The point is: whether it’s our employer or our government who insures us, the basic cost of health care won’t change without the root problems being alleviated. As the track record shows, costs always RISE when the government is in charge.

Car insurers aren’t affected by the same types of government regulations and don’t compete with government entitlement programs.  Ads for cheap car insurance are ubiquitous. If you have a clean driving record and just want basic catastrophic coverage, it doesn’t cost much. If you smash your fender, however the bill is on you.

Regarding health care, the awful truth is that we can’t afford to give everyone everything they want all the time. You won’t hear Obama say that either.

As I’ve talked about in another post, if I wanted to open Joe’s Discount Health, there would be too many federal regulations standing in my way. Now there will be even more. There is no option for families to choose a high deductible, catastrophic plan that’s more affordable. Doctors don’t compete for prices, nor do hospitals offer competitive prices for diagnostic tests. There is no insurance discount for healthy people. A family can’t choose to save money by going to a large clinic and paying out of pocket to see whichever doctor is on call. These are solutions that have not been discussed by the current administration.

My final point: forthrightness and transparency are already out the window before our new healthcare program even begins. The cost for this new program is probably going to be twice what the American public has been told. As Michael Cannon says, “If someone sold you a house, or a car, or a mutual fund this way, we would put them in jail.”

For more detailed information on all these issues, please refer to my earlier posts.

I’d be very interested to hear anyone’s thoughts.

One Response to “Quick…change something!”

  1. Eric said

    I recently left my full-time job and had to get short-term individual health insurance.
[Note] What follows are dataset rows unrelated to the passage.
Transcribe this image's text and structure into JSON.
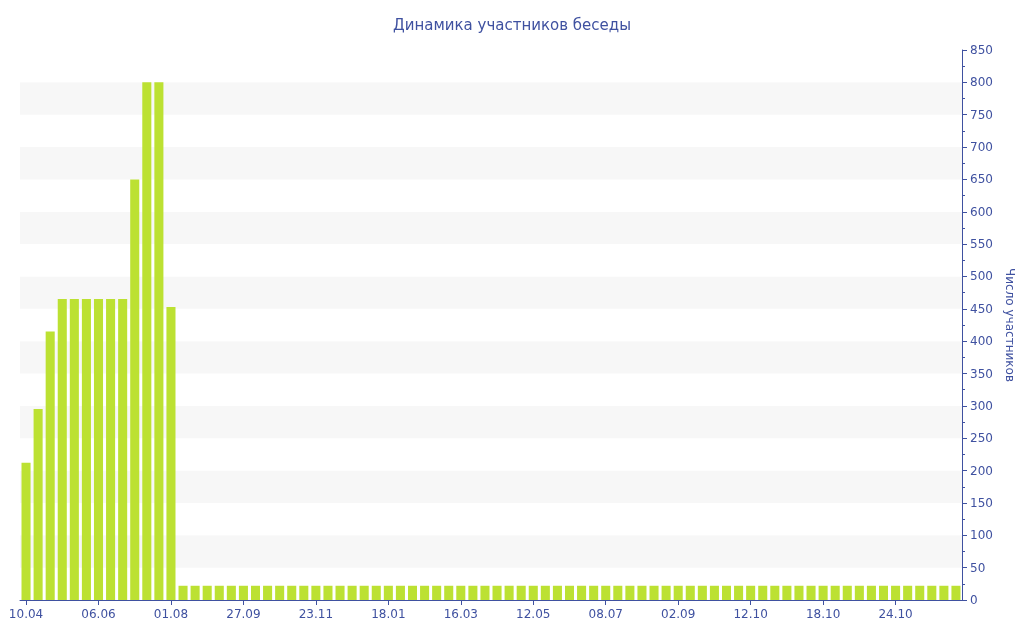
{
  "chart_data": {
    "type": "bar",
    "title": "Динамика участников беседы",
    "ylabel": "Число участников",
    "categories": [
      "10.04",
      null,
      null,
      null,
      null,
      null,
      "06.06",
      null,
      null,
      null,
      null,
      null,
      "01.08",
      null,
      null,
      null,
      null,
      null,
      "27.09",
      null,
      null,
      null,
      null,
      null,
      "23.11",
      null,
      null,
      null,
      null,
      null,
      "18.01",
      null,
      null,
      null,
      null,
      null,
      "16.03",
      null,
      null,
      null,
      null,
      null,
      "12.05",
      null,
      null,
      null,
      null,
      null,
      "08.07",
      null,
      null,
      null,
      null,
      null,
      "02.09",
      null,
      null,
      null,
      null,
      null,
      "12.10",
      null,
      null,
      null,
      null,
      null,
      "18.10",
      null,
      null,
      null,
      null,
      null,
      "24.10",
      null,
      null,
      null,
      null,
      null
    ],
    "values": [
      212,
      295,
      415,
      465,
      465,
      465,
      465,
      465,
      465,
      650,
      800,
      800,
      453,
      22,
      22,
      22,
      22,
      22,
      22,
      22,
      22,
      22,
      22,
      22,
      22,
      22,
      22,
      22,
      22,
      22,
      22,
      22,
      22,
      22,
      22,
      22,
      22,
      22,
      22,
      22,
      22,
      22,
      22,
      22,
      22,
      22,
      22,
      22,
      22,
      22,
      22,
      22,
      22,
      22,
      22,
      22,
      22,
      22,
      22,
      22,
      22,
      22,
      22,
      22,
      22,
      22,
      22,
      22,
      22,
      22,
      22,
      22,
      22,
      22,
      22,
      22,
      22,
      22
    ],
    "color": "#bce132",
    "ylim": [
      0,
      850
    ],
    "yticks": [
      0,
      50,
      100,
      150,
      200,
      250,
      300,
      350,
      400,
      450,
      500,
      550,
      600,
      650,
      700,
      750,
      800,
      850
    ]
  }
}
I had an option between getting this insurance in Connecticut or Massachusetts as I have a residence in each of these states. In Massachusetts, the cheapest monthly plan available for a 25 year old male in good health is approximately $250/mo. Similar plans in Connecticut cost around $75/mo, 75% cheaper. The reason? According to the sales rep I spoke to (and common sense), it’s the Massachusetts Health Care Reform Law. Anyone who thinks legislation will lower costs is ignoring the evidence.